Gilles de Kerchove, coordinateur de l'Union Européenne pour la lutte contre le terrorisme :

Nous ne sommes qu'au début des débats sur le chiffrement dont l'initiative vient des « 5 eyes », dont les États-Unis. J'ai eu l'occasion d'aborder la question avec le directeur du renseignement américain, qui chapeaute 16 agences de renseignement, dont la NSA qui a longtemps négligé les enjeux du chiffrement. En revanche, le FBI est préoccupé par le chiffrement. Peut-être vous souvenez-vous du bras de fer entre le directeur du FBI et le patron d'Apple ? Le FBI voulait lire l'iPhone de l'auteur d'un attentat, alors qu'Apple insistait sur l'inviolabilité de ses appareils.

Les Américains sont désormais préoccupés par la généralisation du chiffrement, depuis l'appareil jusqu'au protocole de consultation d'Internet, à tel point qu'il ne sera bientôt plus possible de déterminer qui est derrière une adresse IP. Ils ont pris le leadership d'une campagne internationale car ils n'arrivent pas à se faire entendre des géants d'Internet.
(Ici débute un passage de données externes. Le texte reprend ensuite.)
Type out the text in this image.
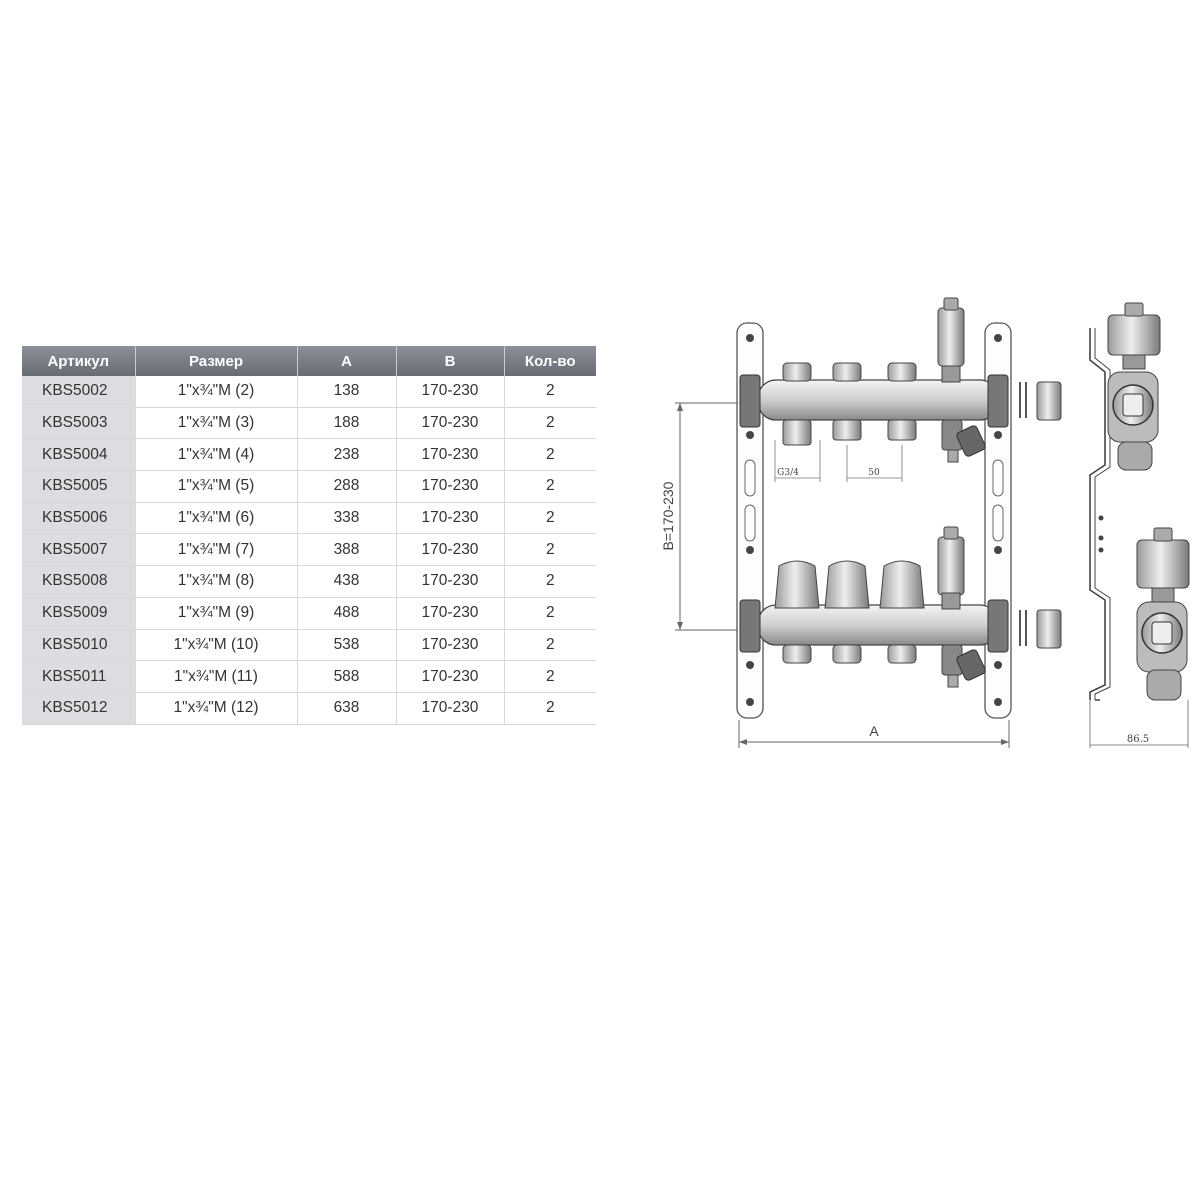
Артикул	Размер	A	B	Кол-во
KBS5002	1"x¾"M (2)	138	170-230	2
KBS5003	1"x¾"M (3)	188	170-230	2
KBS5004	1"x¾"M (4)	238	170-230	2
KBS5005	1"x¾"M (5)	288	170-230	2
KBS5006	1"x¾"M (6)	338	170-230	2
KBS5007	1"x¾"M (7)	388	170-230	2
KBS5008	1"x¾"M (8)	438	170-230	2
KBS5009	1"x¾"M (9)	488	170-230	2
KBS5010	1"x¾"M (10)	538	170-230	2
KBS5011	1"x¾"M (11)	588	170-230	2
KBS5012	1"x¾"M (12)	638	170-230	2
B=170-230
A
G3/4	50
86.5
J'ai proposé que l'Europe rejoigne cette coalition. Aujourd'hui, la Commission se concentre sur la pédopornographie. Pourtant, elle ne prévoit pas de législation et, dans les textes actuels, il est simplement question de dialogue avec les sociétés d'Internet. J'estime, pour ma part, que le DSA est le meilleur véhicule pour légiférer.
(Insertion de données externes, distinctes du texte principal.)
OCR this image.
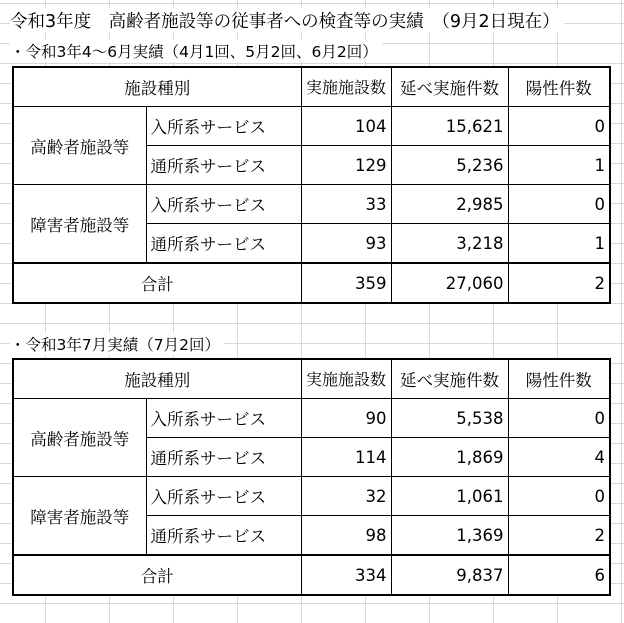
令和3年度　高齢者施設等の従事者への検査等の実績　（9月2日現在）
・令和3年4～6月実績（4月1回、5月2回、6月2回）
施設種別		実施施設数	延べ実施件数	陽性件数
高齢者施設等	入所系サービス	104	15,621	0
	通所系サービス	129	5,236	1
障害者施設等	入所系サービス	33	2,985	0
	通所系サービス	93	3,218	1
合計		359	27,060	2
・令和3年7月実績（7月2回）
施設種別		実施施設数	延べ実施件数	陽性件数
高齢者施設等	入所系サービス	90	5,538	0
	通所系サービス	114	1,869	4
障害者施設等	入所系サービス	32	1,061	0
	通所系サービス	98	1,369	2
合計		334	9,837	6
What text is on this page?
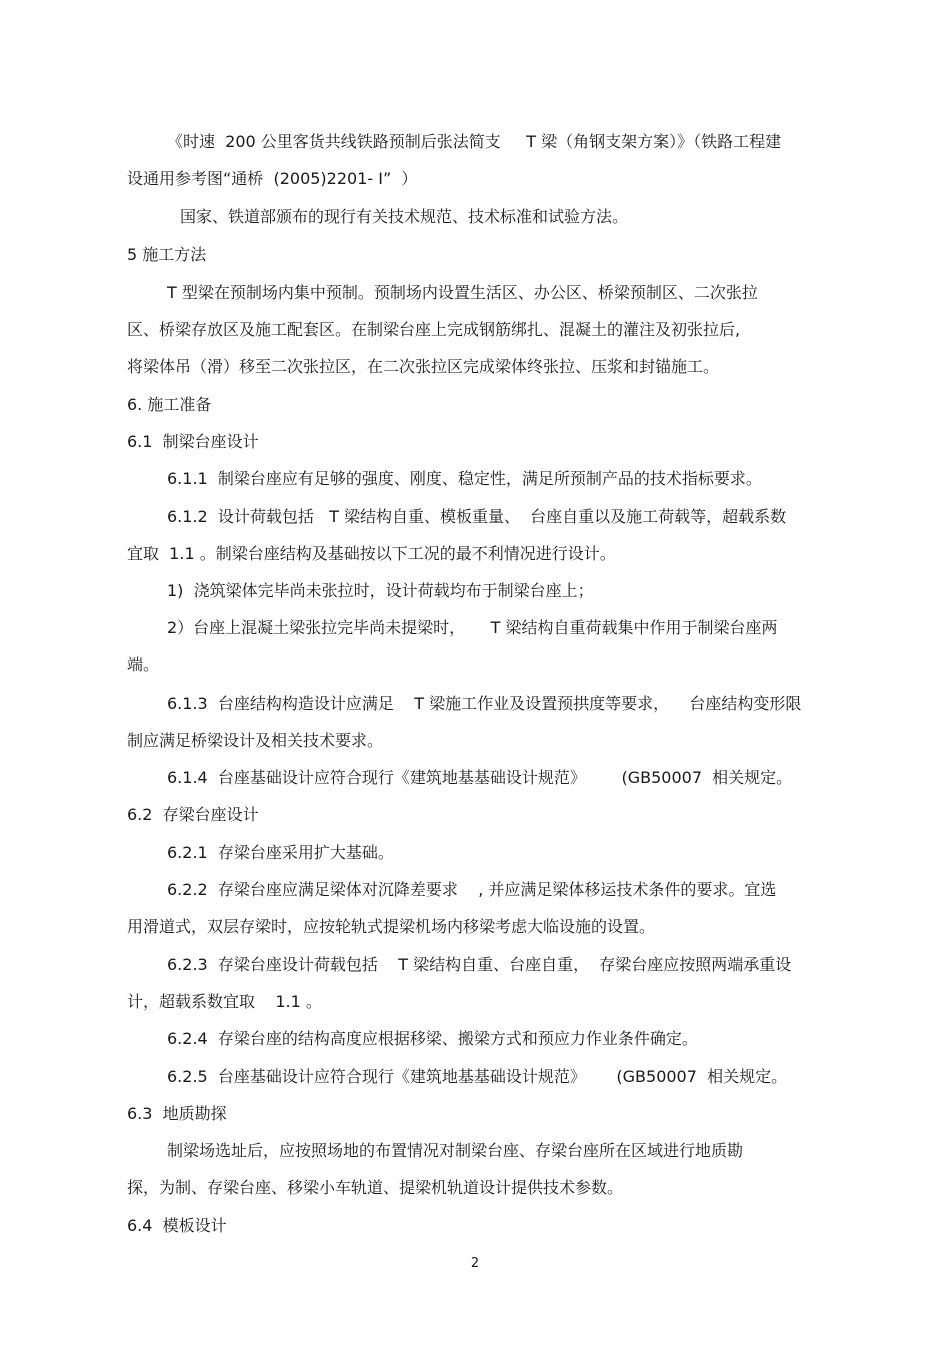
《时速  200 公里客货共线铁路预制后张法简支     T 梁（角钢支架方案）》（铁路工程建
设通用参考图“通桥  (2005)2201- Ⅰ”  ）
国家、铁道部颁布的现行有关技术规范、技术标准和试验方法。
5 施工方法
T 型梁在预制场内集中预制。预制场内设置生活区、办公区、桥梁预制区、二次张拉
区、桥梁存放区及施工配套区。在制梁台座上完成钢筋绑扎、混凝土的灌注及初张拉后,
将梁体吊（滑）移至二次张拉区，在二次张拉区完成梁体终张拉、压浆和封锚施工。
6. 施工准备
6.1  制梁台座设计
6.1.1  制梁台座应有足够的强度、刚度、稳定性，满足所预制产品的技术指标要求。
6.1.2  设计荷载包括   T 梁结构自重、模板重量、  台座自重以及施工荷载等，超载系数
宜取  1.1 。制梁台座结构及基础按以下工况的最不利情况进行设计。
1)  浇筑梁体完毕尚未张拉时，设计荷载均布于制梁台座上；
2）台座上混凝土梁张拉完毕尚未提梁时，     T 梁结构自重荷载集中作用于制梁台座两
端。
6.1.3  台座结构构造设计应满足    T 梁施工作业及设置预拱度等要求，    台座结构变形限
制应满足桥梁设计及相关技术要求。
6.1.4  台座基础设计应符合现行《建筑地基基础设计规范》       (GB50007  相关规定。
6.2  存梁台座设计
6.2.1  存梁台座采用扩大基础。
6.2.2  存梁台座应满足梁体对沉降差要求    , 并应满足梁体移运技术条件的要求。宜选
用滑道式，双层存梁时，应按轮轨式提梁机场内移梁考虑大临设施的设置。
6.2.3  存梁台座设计荷载包括    T 梁结构自重、台座自重，  存梁台座应按照两端承重设
计，超载系数宜取    1.1 。
6.2.4  存梁台座的结构高度应根据移梁、搬梁方式和预应力作业条件确定。
6.2.5  台座基础设计应符合现行《建筑地基基础设计规范》      (GB50007  相关规定。
6.3  地质勘探
制梁场选址后，应按照场地的布置情况对制梁台座、存梁台座所在区域进行地质勘
探，为制、存梁台座、移梁小车轨道、提梁机轨道设计提供技术参数。
6.4  模板设计
2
Sur la 5G, j'ai été alerté par le BKA allemand qui s'inquiétait que les normes de développement de la 5G aient été développées par une commission dépendant des Nations unies, mais dans laquelle les représentants des gouvernements étaient minoritaires. J'ai effectivement rédigé une note pour alerter la Commission sur les dangers de laisser des acteurs privés définir les normes d'une technologie aussi critique. Les interceptions légales doivent rester possibles. Elle a convaincu les États membres de financer la représentation de l'Union européenne dans cette instance de définition des standards de la 5G. Je me félicite que le concept d'autonomie stratégique rencontre un écho croissant.
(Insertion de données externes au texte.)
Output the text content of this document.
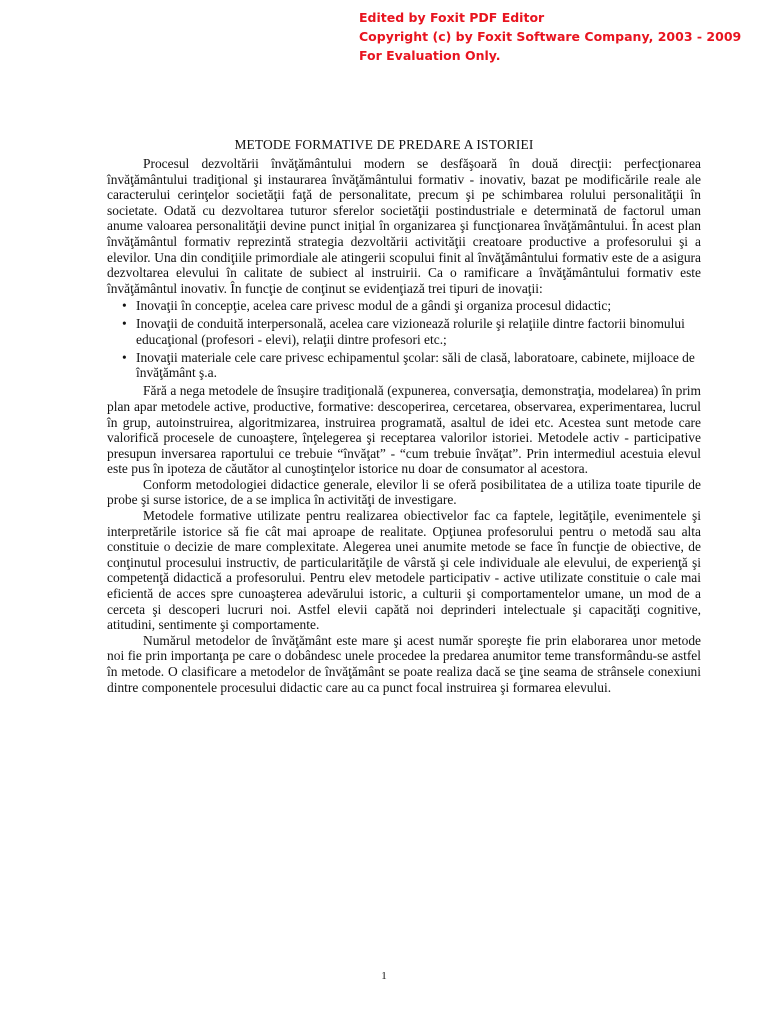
Edited by Foxit PDF Editor
Copyright (c) by Foxit Software Company, 2003 - 2009
For Evaluation Only.
METODE FORMATIVE DE PREDARE A ISTORIEI

Procesul dezvoltării învăţământului modern se desfăşoară în două direcţii: perfecţionarea învăţământului tradiţional şi instaurarea învăţământului formativ - inovativ, bazat pe modificările reale ale caracterului cerinţelor societăţii faţă de personalitate, precum şi pe schimbarea rolului personalităţii în societate. Odată cu dezvoltarea tuturor sferelor societăţii postindustriale e determinată de factorul uman anume valoarea personalităţii devine punct iniţial în organizarea şi funcţionarea învăţământului. În acest plan învăţământul formativ reprezintă strategia dezvoltării activităţii creatoare productive a profesorului şi a elevilor. Una din condiţiile primordiale ale atingerii scopului finit al învăţământului formativ este de a asigura dezvoltarea elevului în calitate de subiect al instruirii. Ca o ramificare a învăţământului formativ este învăţământul inovativ. În funcţie de conţinut se evidenţiază trei tipuri de inovaţii:

• Inovaţii în concepţie, acelea care privesc modul de a gândi şi organiza procesul didactic;
• Inovaţii de conduită interpersonală, acelea care vizionează rolurile şi relaţiile dintre factorii binomului educaţional (profesori - elevi), relaţii dintre profesori etc.;
• Inovaţii materiale cele care privesc echipamentul şcolar: săli de clasă, laboratoare, cabinete, mijloace de învăţământ ş.a.

Fără a nega metodele de însuşire tradiţională (expunerea, conversaţia, demonstraţia, modelarea) în prim plan apar metodele active, productive, formative: descoperirea, cercetarea, observarea, experimentarea, lucrul în grup, autoinstruirea, algoritmizarea, instruirea programată, asaltul de idei etc. Acestea sunt metode care valorifică procesele de cunoaştere, înţelegerea şi receptarea valorilor istoriei. Metodele activ - participative presupun inversarea raportului ce trebuie “învăţat” - “cum trebuie învăţat”. Prin intermediul acestuia elevul este pus în ipoteza de căutător al cunoştinţelor istorice nu doar de consumator al acestora.

Conform metodologiei didactice generale, elevilor li se oferă posibilitatea de a utiliza toate tipurile de probe şi surse istorice, de a se implica în activităţi de investigare.

Metodele formative utilizate pentru realizarea obiectivelor fac ca faptele, legităţile, evenimentele şi interpretările istorice să fie cât mai aproape de realitate. Opţiunea profesorului pentru o metodă sau alta constituie o decizie de mare complexitate. Alegerea unei anumite metode se face în funcţie de obiective, de conţinutul procesului instructiv, de particularităţile de vârstă şi cele individuale ale elevului, de experienţă şi competenţă didactică a profesorului. Pentru elev metodele participativ - active utilizate constituie o cale mai eficientă de acces spre cunoaşterea adevărului istoric, a culturii şi comportamentelor umane, un mod de a cerceta şi descoperi lucruri noi. Astfel elevii capătă noi deprinderi intelectuale şi capacităţi cognitive, atitudini, sentimente şi comportamente.

Numărul metodelor de învăţământ este mare şi acest număr sporeşte fie prin elaborarea unor metode noi fie prin importanţa pe care o dobândesc unele procedee la predarea anumitor teme transformându-se astfel în metode. O clasificare a metodelor de învăţământ se poate realiza dacă se ţine seama de strânsele conexiuni dintre componentele procesului didactic care au ca punct focal instruirea şi formarea elevului.

1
L'Union européenne n'utilise pas Zoom, mais je partage votre préoccupation. Toutefois, il ne revient pas aux États de développer un système de visioconférence pour les entreprises ou pour le grand public. Ce développement appartient au marché.

Le droit européen doit-il être changé sur la question de la quadrature du Net ? J'ai besoin de temps pour me positionner. La jurisprudence Tele2 de la CJUE m'a interrogé. Elle ouvre pourtant certaines portes sur le terrorisme et la sécurité nationale. En cas de menace sérieuse pour la sécurité nationale, la Cour permet la conservation des métadonnées pour une période strictement proportionnelle à la nécessité. Mais cet arrêt demeure flou : cette ouverture vise-t-elle le seul renseignement ou aussi les preuves ? Les grands États s'appuient sur l'article 4.2 du traité sur l'Union européenne pour affirmer que celle-ci n'est pas compétente sur les questions de sécurité nationale. La France est particulièrement vigilante sur ce point. À titre personnel, comme juriste, je ne partage pas cette position, mais les États n'envisagent pas de faire évoluer la situation. Je pense néanmoins que les services de renseignement auront de plus en plus besoin de législation européenne, notamment sur le chiffrement. La France a ainsi insisté pour la création d'un Terrorist Finance Tracking Program (TFTP) pour surveiller les messages échangés sur Swift. L'Union européenne a conclu un traité avec le Trésor américain pour échanger des données. Les services de renseignement travaillent ensemble, en dehors du cadre institutionnel de l'Union, il faut le respecter. Pour autant, la Commission ne doit pas s'interdire, lorsque c'est nécessaire, une législation européenne.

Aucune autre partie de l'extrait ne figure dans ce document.